En travaillant dans l’informatique, souvent, on connaît Ada Lovelace, ne serait-ce que de nom et sa qualité de pionnière de l’informatique.
De là à savoir qui elle était réellement, quel a été son cheminement et quelle a été sa contribution précise, c’est une autre histoire.
Bizarrement, mon côté curieux ne m’avait pas amenée jusque ici à rechercher ces informations. Pourquoi ? Mystère. Sans doute que je trouvais d’autres sujets à explorer avant. Pourtant j’en savais vraiment très peu (pour ne pas dire rien) sur elle.
C’est en croisant ce petit (182 pages en comptant l’appendice) ouvrage à la médiathèque de ma ville que ma curiosité a été piquée. Tellement piquée que je l’ai lu d’une traite, en quelques heures, toute captivée que j’étais.

Le livre commence par le commencement, à savoir une explication des lignées maternelle et paternelle d’Ava : les différentes figures qui la composent, leurs lubies et traits de caractère (pas toujours glorieux, c’est le moins qu’on puisse dire). Cela permet d’inscrire Ava dans son temps et de comprendre les héritages et influences des uns et des autres, ce qui est bien pratique (et intéressant, cela va sans dire).
Une fois cette exploration des origines d’Ava Lovelace effectuée, l’autrice évoque, avec un style punchy et sans langue de bois fort agréable, la courte vie d’Ava. On ne peut clairement pas dire qu’elle ait été épargnée : un père absent, une mère tyrannique, un mariage faiblard, une maternité peu épanouissante et une santé fragile. S’y ajoute un contexte social et politique peu favorable aux femmes et encore moins à leur éducation / curiosité scientifique.
Autant dire que l’expression du génie d’Ava Lovelace, c’était pas gagné.
Aussi, Catherine Dufour nous explique comment et quand Ava a fait la rencontre de ses contemporains, tels Somerville, Babbage, Morgan, Faraday ou Crosse pour ne citer qu’elleux. De bonnes rencontres en recommandations, de salons dans le « monde » en missives, voilà Ava qui se lance dans une collaboration de 20 ans avec Charles Babbage, qui va lui permettre une contribution majeure.

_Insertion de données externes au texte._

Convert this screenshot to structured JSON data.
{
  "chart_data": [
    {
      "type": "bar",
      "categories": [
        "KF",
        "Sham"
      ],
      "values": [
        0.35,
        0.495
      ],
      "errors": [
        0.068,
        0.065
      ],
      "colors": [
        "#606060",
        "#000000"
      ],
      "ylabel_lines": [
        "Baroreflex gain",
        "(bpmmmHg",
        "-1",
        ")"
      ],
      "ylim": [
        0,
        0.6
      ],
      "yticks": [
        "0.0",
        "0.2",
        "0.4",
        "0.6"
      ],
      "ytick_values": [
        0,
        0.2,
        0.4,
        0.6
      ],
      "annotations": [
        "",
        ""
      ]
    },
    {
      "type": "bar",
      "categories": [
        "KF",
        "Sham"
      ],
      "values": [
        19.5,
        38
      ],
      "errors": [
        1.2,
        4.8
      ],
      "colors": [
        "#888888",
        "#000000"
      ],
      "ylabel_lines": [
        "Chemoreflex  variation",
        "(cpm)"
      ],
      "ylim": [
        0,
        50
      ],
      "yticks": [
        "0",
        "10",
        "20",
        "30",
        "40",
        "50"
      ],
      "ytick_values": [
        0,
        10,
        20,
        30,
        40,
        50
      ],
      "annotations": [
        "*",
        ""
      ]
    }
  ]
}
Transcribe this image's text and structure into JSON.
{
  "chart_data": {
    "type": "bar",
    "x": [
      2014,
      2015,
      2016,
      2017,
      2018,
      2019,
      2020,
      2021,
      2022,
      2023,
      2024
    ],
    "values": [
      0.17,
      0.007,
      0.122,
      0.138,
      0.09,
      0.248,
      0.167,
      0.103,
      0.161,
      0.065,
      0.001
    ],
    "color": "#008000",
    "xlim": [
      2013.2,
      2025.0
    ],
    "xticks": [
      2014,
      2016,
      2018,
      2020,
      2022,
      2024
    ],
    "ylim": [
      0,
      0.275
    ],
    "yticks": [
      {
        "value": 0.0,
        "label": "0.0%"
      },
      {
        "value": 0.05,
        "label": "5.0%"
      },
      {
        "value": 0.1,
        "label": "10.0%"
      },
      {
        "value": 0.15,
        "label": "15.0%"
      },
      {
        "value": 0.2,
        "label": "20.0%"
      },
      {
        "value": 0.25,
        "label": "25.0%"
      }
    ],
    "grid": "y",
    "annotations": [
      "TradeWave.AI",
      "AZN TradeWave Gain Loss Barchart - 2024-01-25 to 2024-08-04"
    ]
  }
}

J’ai apprécié découvrir le contexte qui amène à la fameuse note G, premier programme informatique publié de l’histoire (100 ans avant le premier ordinateur !). La note G est un algorithme qui permet de calculer les nombre de Bernoulli sur la machine analytique de Charles Babbage (qui ne verra jamais le jour d’ailleurs).
Précurseur des loop utilisés en programmation informatique, l’algorithme est publié dans le cadre de la traduction que réalise Ava d’un article de Menobrea sur la machine analytique de Babbage : outre la traduction, elle ajoute sept notes étiquetées de A à G, qui permettent d’aller plus loin que la vision qu’à Babbage de la machine analytique.
Les suites de cette collaboration ne sont malheureusement pas aussi flamboyantes qu’on aurait pu l’imaginer et la fin de vie d’Ava est plutôt triste, ce que l’autrice raconte factuellement.
L’appendice du livre permet d’en savoir plus quant à certaines figures qu’Ava a croisé de son vivant, et ce qu’iels sont devenuEs. C’est concis et cela apporte encore plus de contexte à la vie d’Ava Lovelace, en l’inscrivant encore plus dans son époque.
Au final, c’est un petit bouquin fort plaisant, rempli d’informations sans être rabat-joie, ce qui le rend facile à lire et son contenu aisé à comprendre. A mettre dans les mains des personnes curieuses de l’histoire de l’informatique, c’est une bonne introduction pour aller creuser le sujet si l’envie se fait sentir.